A few years later, when I was around 28, my parents separated for about a year. My Dad was tired of my Mom controlling his money at that point, as the fights were always about money, and decided to leave her and stayed with a woman he worked with at the time. I have no idea what the nature of that relationship was, certainly wouldn't hear the truth from him about it, and I'm not sure I want to know to be honest with you. I know it ignited a deep resentment within myself towards him at that point. I felt he was being so selfish and cruel and kept trying to convince my Mom that she was probably better off without him.
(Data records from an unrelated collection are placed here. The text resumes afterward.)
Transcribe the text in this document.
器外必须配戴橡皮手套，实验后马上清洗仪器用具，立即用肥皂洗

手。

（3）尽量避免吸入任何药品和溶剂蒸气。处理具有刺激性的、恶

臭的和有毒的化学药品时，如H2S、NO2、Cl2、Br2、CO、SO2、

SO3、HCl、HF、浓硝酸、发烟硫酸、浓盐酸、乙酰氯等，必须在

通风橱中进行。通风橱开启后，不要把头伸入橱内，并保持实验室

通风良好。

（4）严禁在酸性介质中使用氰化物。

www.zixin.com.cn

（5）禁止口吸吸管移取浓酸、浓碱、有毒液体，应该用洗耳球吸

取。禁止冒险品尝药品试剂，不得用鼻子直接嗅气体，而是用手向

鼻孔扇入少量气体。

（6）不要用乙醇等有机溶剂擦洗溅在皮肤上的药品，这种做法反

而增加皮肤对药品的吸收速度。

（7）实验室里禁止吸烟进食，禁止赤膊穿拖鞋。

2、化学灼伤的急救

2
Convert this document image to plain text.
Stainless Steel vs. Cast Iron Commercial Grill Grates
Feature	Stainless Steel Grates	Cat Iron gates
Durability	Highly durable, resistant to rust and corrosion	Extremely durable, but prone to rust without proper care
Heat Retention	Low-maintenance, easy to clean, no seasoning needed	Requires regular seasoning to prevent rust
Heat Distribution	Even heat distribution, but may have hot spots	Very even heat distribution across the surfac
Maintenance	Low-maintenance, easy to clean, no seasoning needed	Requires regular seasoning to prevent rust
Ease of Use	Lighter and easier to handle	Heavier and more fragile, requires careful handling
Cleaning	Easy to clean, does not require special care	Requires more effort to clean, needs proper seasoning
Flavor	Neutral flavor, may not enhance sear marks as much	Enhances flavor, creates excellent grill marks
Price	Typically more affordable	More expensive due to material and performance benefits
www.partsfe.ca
It was a very tough year for me. My Mom would call me up complaining about Dad, I would try to advise her to just move on with her life and let him go, thought I had convinced her of that, but then would hear my brother tell me she'd call him right back after talking to me, crying and begging him to come home. After all I tried to do to help her with this, she ended up taking him back after making some concessions about the control she had over his money.

I felt very useless at that time and worn out by it all. After all, when I was younger I was trying to hold them together and solve their problems for them, and when I got older began taking her side and trying to do what I could to help her, but it was pointless and I lost the battle.

Very shortly after that was when I suddenly felt this urge that I had to get married. Then I found my now ex-husband.

I previously thought that I believed I felt some kind of pressure from my Mom that I needed to give her grandkids or something like that and just chose the first random jerk who came along, because I didn't think I could do better than him if I tried.

Here comes the "BING!" realization I had just last Monday night. It wasn't random at all. I knew exactly what I was doing, though it was subconsciously. I sought out a relationship very similar to my parents, in fact it was practically the same. We fought over the same things, he had a similar job as my Dad; Hell, even our initials were the same as their's (M & D). It was eerie how similar everything was. I married him because I was still trying to find a way to solve their problem. I gave up on trying to help them, but continued to try to solve it by replicating it.

After 2 years of marriage, I finally realized I couldn't keep this up anymore and decided to end it; after all, I was resenting him more and more every day, to the point where I was giving him dirty looks behind his back and so forth. I call that moment I decided to end it a moment of clarity, but it has also left me feeling empowered as a result of that. I don't think I ever had an ounce of relief as great as that feeling when I decided enough was enough.

Now I don't want there to be any misinterpretation of these events. I'm not trying to come across as I blame everything on my parents. It was my decision and I own that. I just finally made the connection between the year they were separated and how soon after I suddenly felt the need to find someone to marry.

It was a major "BING!" moment for me. One that will have me thinking for a time. After all, you can't change what you don't acknowledge. Now that I know what my issues are, I can finally go about changing it.

This is a long post and I apologize for it, but it needed to be written. Take what you want, and leave the rest. If this causes another fight between my parents, I hope they understand that I don't carry any more resentment about it. After making this realization, it has made me feel very empowered.

Thanks for reading, for those who do.